I am helping a family member to place 2 pit bull/am bulldog mixes she took in after their owner died. 

They are very sweet and gentle dogs. Very quiet. Walk well on a leash, and very responsive to voice. Playful, and they get along great with other dogs. 

However, they are also shy. Shy about collars going over their heads, shy about leaving the property, etc. One dog in particular is so shy it takes me at least 10 minutes to get near him half the time. He is fine with his caretakers though. But seeing me come near him with a leash to walk him scares him.

I have not seen them around kids. What is the best way to prep them for kids? Poke them and pull on them gradually while talking in a squeaky voice? That sort of thing? I don't have experience here!

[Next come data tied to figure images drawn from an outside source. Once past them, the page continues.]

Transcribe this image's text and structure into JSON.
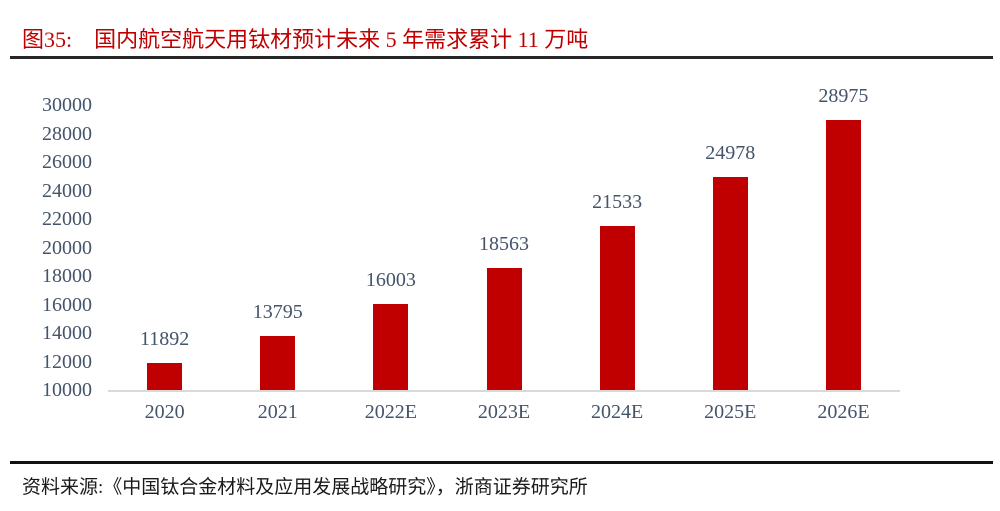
{
  "title": {
    "tag": "图35:",
    "text": "国内航空航天用钛材预计未来 5 年需求累计 11 万吨"
  },
  "source": "资料来源:《中国钛合金材料及应用发展战略研究》，浙商证券研究所",
  "colors": {
    "bar": "#c00000",
    "title": "#c00000",
    "axis_label": "#44546a",
    "baseline": "#d9d9d9",
    "header_rule": "#262626",
    "footer_rule": "#111111"
  },
  "chart_data": {
    "type": "bar",
    "title": "国内航空航天用钛材预计未来 5 年需求累计 11 万吨",
    "categories": [
      "2020",
      "2021",
      "2022E",
      "2023E",
      "2024E",
      "2025E",
      "2026E"
    ],
    "values": [
      11892,
      13795,
      16003,
      18563,
      21533,
      24978,
      28975
    ],
    "xlabel": "",
    "ylabel": "",
    "ylim": [
      10000,
      30000
    ],
    "ytick_step": 2000,
    "yticks": [
      10000,
      12000,
      14000,
      16000,
      18000,
      20000,
      22000,
      24000,
      26000,
      28000,
      30000
    ],
    "grid": false,
    "legend": false,
    "data_labels": true,
    "bar_color": "#c00000"
  }
}
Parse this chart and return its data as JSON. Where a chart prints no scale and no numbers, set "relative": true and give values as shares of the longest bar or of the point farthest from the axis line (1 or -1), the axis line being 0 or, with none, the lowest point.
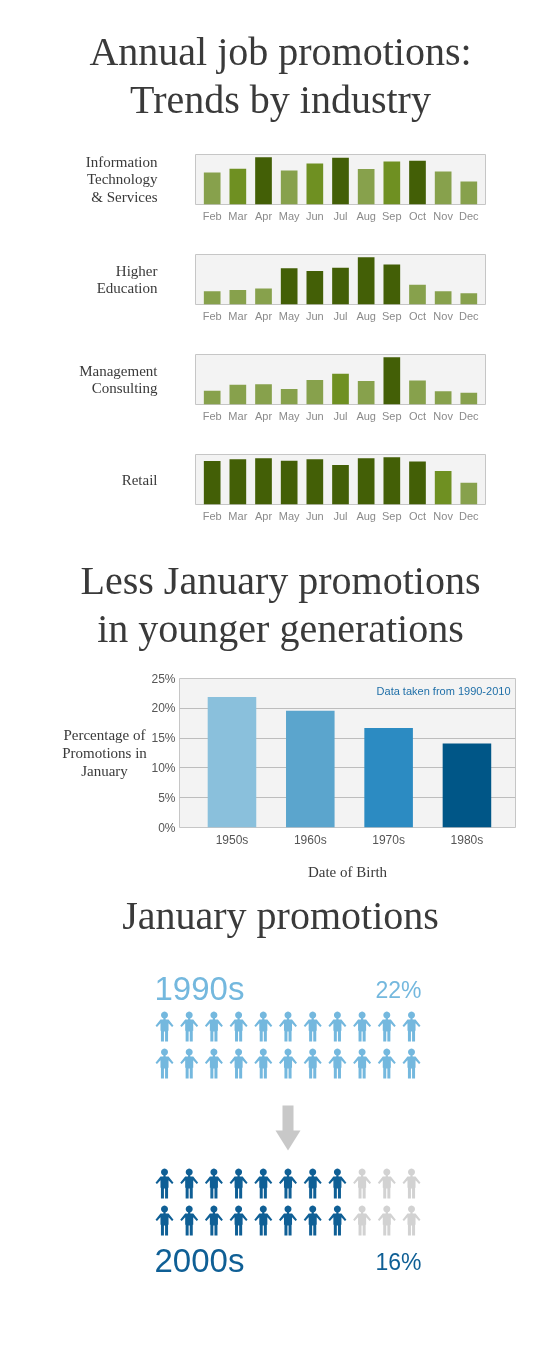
{
  "chart_data": [
    {
      "type": "bar",
      "title": "Annual job promotions: Trends by industry",
      "ylabel": "Information Technology & Services",
      "categories": [
        "Feb",
        "Mar",
        "Apr",
        "May",
        "Jun",
        "Jul",
        "Aug",
        "Sep",
        "Oct",
        "Nov",
        "Dec"
      ],
      "values": [
        0.68,
        0.76,
        1,
        0.72,
        0.87,
        0.99,
        0.75,
        0.91,
        0.93,
        0.7,
        0.49
      ],
      "colors": [
        "#87a14c",
        "#6f9022",
        "#435f06",
        "#87a14c",
        "#6f9022",
        "#435f06",
        "#87a14c",
        "#6f9022",
        "#435f06",
        "#87a14c",
        "#87a14c"
      ],
      "relative": true
    },
    {
      "type": "bar",
      "ylabel": "Higher Education",
      "categories": [
        "Feb",
        "Mar",
        "Apr",
        "May",
        "Jun",
        "Jul",
        "Aug",
        "Sep",
        "Oct",
        "Nov",
        "Dec"
      ],
      "values": [
        0.28,
        0.31,
        0.34,
        0.77,
        0.71,
        0.78,
        1,
        0.85,
        0.42,
        0.28,
        0.24
      ],
      "colors": [
        "#87a14c",
        "#87a14c",
        "#87a14c",
        "#435f06",
        "#435f06",
        "#435f06",
        "#435f06",
        "#435f06",
        "#87a14c",
        "#87a14c",
        "#87a14c"
      ],
      "relative": true
    },
    {
      "type": "bar",
      "ylabel": "Management Consulting",
      "categories": [
        "Feb",
        "Mar",
        "Apr",
        "May",
        "Jun",
        "Jul",
        "Aug",
        "Sep",
        "Oct",
        "Nov",
        "Dec"
      ],
      "values": [
        0.29,
        0.42,
        0.43,
        0.33,
        0.52,
        0.65,
        0.5,
        1,
        0.51,
        0.28,
        0.25
      ],
      "colors": [
        "#87a14c",
        "#87a14c",
        "#87a14c",
        "#87a14c",
        "#87a14c",
        "#6f9022",
        "#87a14c",
        "#435f06",
        "#87a14c",
        "#87a14c",
        "#87a14c"
      ],
      "relative": true
    },
    {
      "type": "bar",
      "ylabel": "Retail",
      "categories": [
        "Feb",
        "Mar",
        "Apr",
        "May",
        "Jun",
        "Jul",
        "Aug",
        "Sep",
        "Oct",
        "Nov",
        "Dec"
      ],
      "values": [
        0.92,
        0.96,
        0.98,
        0.93,
        0.96,
        0.84,
        0.98,
        1,
        0.91,
        0.71,
        0.46
      ],
      "colors": [
        "#435f06",
        "#435f06",
        "#435f06",
        "#435f06",
        "#435f06",
        "#435f06",
        "#435f06",
        "#435f06",
        "#435f06",
        "#6f9022",
        "#87a14c"
      ],
      "relative": true
    },
    {
      "type": "bar",
      "title": "Less January promotions in younger generations",
      "ylabel": "Percentage of Promotions in January",
      "xlabel": "Date of Birth",
      "categories": [
        "1950s",
        "1960s",
        "1970s",
        "1980s"
      ],
      "values": [
        21.9,
        19.6,
        16.7,
        14.1
      ],
      "colors": [
        "#8ac0dc",
        "#5ba5cd",
        "#2c8bc2",
        "#005687"
      ],
      "ylim": [
        0,
        25
      ],
      "yticks": [
        {
          "value": 0,
          "label": "0%"
        },
        {
          "value": 5,
          "label": "5%"
        },
        {
          "value": 10,
          "label": "10%"
        },
        {
          "value": 15,
          "label": "15%"
        },
        {
          "value": 20,
          "label": "20%"
        },
        {
          "value": 25,
          "label": "25%"
        }
      ],
      "grid": "y",
      "annotations": [
        "Data taken from 1990-2010"
      ]
    },
    {
      "type": "other",
      "title": "January promotions",
      "categories": [
        "1990s",
        "2000s"
      ],
      "values": [
        22,
        16
      ],
      "colors": [
        "#74b8de",
        "#0f5f95"
      ],
      "value_labels": [
        "22%",
        "16%"
      ]
    }
  ]
}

Is there a adoption test rescues use to deem an animal adoptable or not? These dogs are shy and I know it is a temperament issue, but I think they can have happy lives with the right people. I just don't want it to be a disaster.


----------



## carmspack (Feb 2, 2011)

depends on the age of the kids , I guess. Kids tend to lack caution and will keep on coming even though the dog may be backing away , avoidance as first option. I guess since there are two of them the dogs are bonded to each other.
Is one of them more stable . Work on that one as the demo , peer role model. If one allows you to "tack up" more easily , concentrate on that dog , praise and start walking , when the other one starts to follow that may be your opportunity to condition him to the idea of a leash. Pretty much the same way you would break a horse . So have the extra set of collar and leash with you. When you lead the one, the other follows. When you pause then you take your spare collar and lead and only have it move and touch his head, neck , shoulders , top line. That's it . keep walking . Sooner or later the dog will be more comfortable and you can slip the collar on or clip the leash , but drop it and let it drag. Finally at some point pick it up so that the dog does not even know he is on lead . 

This way there is no catch and I gotcha moment .

I think this is the way to go . Slow and easy , because being on lead will help in the management of the dog in the presence of children - who will respect the dog and not force themselves on the dog , until he makes the step forward. Poking and squealing is tormenting them . Maybe there is an ideal home with some introvert retiring person . Made for each other?

good luck - hope they find themselves a home , sorry for their situation which was no fault of theirs

Carmen
Carmspack Working German Shepherd Dogs


----------